Questa è l’allarmante diagnosi sulla società contemporanea contenuta nell’ultimo libro di Susanna Tamaro. I pifferai magici. La spensierata corsa dell’umanità verso l’abisso (Edizioni Lindau) è costruito integrando articoli della scrittrice pubblicati sul Corriere della Sera con riflessioni e narrazioni nuove. Ci comunica in forma quasi autobiografica, ben argomentate, le riflessioni e le denunce di un’autrice che ha mantenuto la libertà di un pensiero critico, merce davvero rara in una società ormai omologata e assuefatta al pensiero unico. La sua è in sostanza una rivolta contro il dilagante “politicamente corretto”. Scelta davvero coraggiosa in un contesto letterario in cui non solo nei saggi, ma soprattutto nei romanzi e nei film, gli autori si adeguano in modo spudorato «alla suadente musica di questi astuti orchestrali che tutto hanno a cuore tranne il bene dell’umanità». Basterebbe considerare (ma non vale certo la pena leggerlo) il romanzo Spatriati di Mario Desiati, fresco vincitore del Premio Strega: una storia di corruzione, incertezza e sconcia libidine, specchio sconfortante dei nostri giorni, che rispetta fedelmente il mainstream imperante. La promessa dei “pifferai” è quella di raggiungere una felicità assoluta, considerata come un diritto inalienabile dell’individuo, eppure di felicità in giro ce n’è davvero poca.

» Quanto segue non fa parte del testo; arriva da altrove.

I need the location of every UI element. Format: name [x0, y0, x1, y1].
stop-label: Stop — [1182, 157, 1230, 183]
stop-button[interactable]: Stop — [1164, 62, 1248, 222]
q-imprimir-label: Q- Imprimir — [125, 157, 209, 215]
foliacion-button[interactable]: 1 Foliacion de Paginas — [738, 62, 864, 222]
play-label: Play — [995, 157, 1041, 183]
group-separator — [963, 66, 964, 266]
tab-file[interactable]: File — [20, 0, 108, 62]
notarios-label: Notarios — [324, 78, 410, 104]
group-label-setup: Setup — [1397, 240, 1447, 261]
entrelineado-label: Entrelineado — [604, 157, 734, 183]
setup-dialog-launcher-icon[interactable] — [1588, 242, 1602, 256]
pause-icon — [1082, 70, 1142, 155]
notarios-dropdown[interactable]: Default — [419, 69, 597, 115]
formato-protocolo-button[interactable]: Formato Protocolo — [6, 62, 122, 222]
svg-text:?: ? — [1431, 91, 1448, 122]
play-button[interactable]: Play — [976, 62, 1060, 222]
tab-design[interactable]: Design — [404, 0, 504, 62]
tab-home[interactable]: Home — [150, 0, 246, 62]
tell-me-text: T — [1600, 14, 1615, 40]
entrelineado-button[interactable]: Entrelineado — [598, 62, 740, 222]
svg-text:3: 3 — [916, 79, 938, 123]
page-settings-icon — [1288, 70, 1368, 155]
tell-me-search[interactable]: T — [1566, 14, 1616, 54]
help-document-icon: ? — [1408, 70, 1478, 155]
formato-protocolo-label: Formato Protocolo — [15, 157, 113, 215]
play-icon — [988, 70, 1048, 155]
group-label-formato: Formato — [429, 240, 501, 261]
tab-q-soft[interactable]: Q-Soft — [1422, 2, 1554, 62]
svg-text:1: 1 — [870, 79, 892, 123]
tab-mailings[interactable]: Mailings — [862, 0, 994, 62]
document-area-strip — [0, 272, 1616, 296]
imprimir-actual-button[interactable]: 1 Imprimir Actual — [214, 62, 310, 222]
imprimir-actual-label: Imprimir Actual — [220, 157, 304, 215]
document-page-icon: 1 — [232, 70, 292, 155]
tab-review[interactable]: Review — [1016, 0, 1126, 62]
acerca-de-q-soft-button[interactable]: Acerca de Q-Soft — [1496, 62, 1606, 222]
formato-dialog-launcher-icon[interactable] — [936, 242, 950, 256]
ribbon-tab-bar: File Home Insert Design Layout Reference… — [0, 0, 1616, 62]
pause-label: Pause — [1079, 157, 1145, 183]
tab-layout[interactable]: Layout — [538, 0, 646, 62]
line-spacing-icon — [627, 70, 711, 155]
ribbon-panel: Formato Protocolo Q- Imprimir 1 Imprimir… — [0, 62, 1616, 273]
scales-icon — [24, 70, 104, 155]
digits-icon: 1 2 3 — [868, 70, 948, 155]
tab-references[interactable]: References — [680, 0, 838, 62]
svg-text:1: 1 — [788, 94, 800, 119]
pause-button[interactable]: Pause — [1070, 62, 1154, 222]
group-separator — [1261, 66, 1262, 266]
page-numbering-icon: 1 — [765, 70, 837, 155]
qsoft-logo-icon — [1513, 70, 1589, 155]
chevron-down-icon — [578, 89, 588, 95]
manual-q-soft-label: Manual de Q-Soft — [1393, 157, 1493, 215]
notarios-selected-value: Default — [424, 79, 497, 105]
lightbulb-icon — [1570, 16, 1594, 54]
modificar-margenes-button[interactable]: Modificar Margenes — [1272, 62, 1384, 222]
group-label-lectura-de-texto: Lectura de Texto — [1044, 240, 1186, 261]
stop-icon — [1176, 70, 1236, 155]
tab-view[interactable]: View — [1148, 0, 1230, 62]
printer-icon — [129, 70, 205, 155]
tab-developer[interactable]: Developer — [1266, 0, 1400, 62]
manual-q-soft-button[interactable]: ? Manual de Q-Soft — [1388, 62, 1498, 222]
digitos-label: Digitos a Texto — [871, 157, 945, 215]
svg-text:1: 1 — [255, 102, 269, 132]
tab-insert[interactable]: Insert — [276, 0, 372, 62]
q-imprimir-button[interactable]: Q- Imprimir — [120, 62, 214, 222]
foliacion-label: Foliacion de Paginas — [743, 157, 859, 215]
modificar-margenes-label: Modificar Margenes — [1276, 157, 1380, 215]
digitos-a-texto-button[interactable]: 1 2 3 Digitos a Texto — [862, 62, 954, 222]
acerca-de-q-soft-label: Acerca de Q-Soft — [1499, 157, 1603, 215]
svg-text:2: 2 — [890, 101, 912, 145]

«Piuttosto vediamo crescere intorno a noi una disperazione cupa e confusa», riconosce con preoccupata sincerità la Tamaro. Siamo segnati da un’ombra oscura che lei attribuisce alla «convinzione ormai diffusa che noi non siamo altro che materia». Materia di cui si può disporre senza alcuna remora etica. Il mito della scienza ci accompagna in un delirio di onnipotenza che ha cancellato l’idea di destino e persino quella della morte dal nostro orizzonte. Anziani che non hanno più il diritto di invecchiare, e giovani che non sanno più a chi fare la domande: il fluire della vita privo di senso non può che portare all’angoscia, ora che la prospettiva dell’eterno è stata cancellata. Perché la baldanza ottusa di chi predica un’estensione infinita e irragionevole dei propri desideri, fino all’orrore della gestazione per altri («la più sofisticata e atroce forma di schiavismo inventata dalla modernità»), smaschera la falsità di un amore che non può certo riferirsi al bene di chi nasce. Quando il nuovo nato si guarderà allo specchio si chiederà: «A chi appartengono questi occhi, questo volto? Cos’è questa nostalgia che divora il mio cuore?». E cosa potrà provare quando scoprirà che il suo ovulo – all’origine della sua vita – «è stato selezionato su un catalogo come le vendite per corrispondenza? Cosa proverà per la sua madre genetica – magari una brillante studentessa di Harvard scelta per le sue elevate qualità fisiche e intellettuali – che l’ha venduto al miglior offerente, come si faceva al mercato degli schiavi? E che sentimenti proverà per quella donna di qualche oscura parte del mondo che l’ha portato dentro di sé per nove mesi lasciando in lui un’impronta genetica incancellabile?».

Domande scomode, che Susanna Tamaro ha la temerarietà di porre ma che nessuno vuole ascoltare. Le osservazioni dell’autrice triestina nascono da un autentico spirito religioso. «La domanda sul destino è la domanda stessa sul nostro compimento», riflette. «Chi siamo» vuol dire: qual è la relazione che mi genera? Dove relazione non è semplicemente quella dei nostri genitori, ma quella più vasta che ci lega allo stesso tempo al mistero del cielo e alla concretezza della terra. Questa prospettiva di apertura e profondità è il dono che ci offre l’autrice di Va’ dove ti porta il cuore, insieme con la denuncia dei luoghi comuni che stanno uccidendo la bellezza della nostra umanità. Si appella persino al «buonsenso», questo sconosciuto dell’epoca moderna. Proponendo però anche un amore all’uomo e alla natura che ci conquistano, perché tendere al bene, al bello e al giusto è un desiderio incancellabile del nostro cuore. Tanto che il libro si conclude con una tenerissima ma perspicace Lettera a Gesù Bambino: è l’unica strada per invertire davvero la rotta verso l’abisso che l’umanità – inebetita dai nuovi pifferai magici – sembra aver imboccato con grande incoscienza.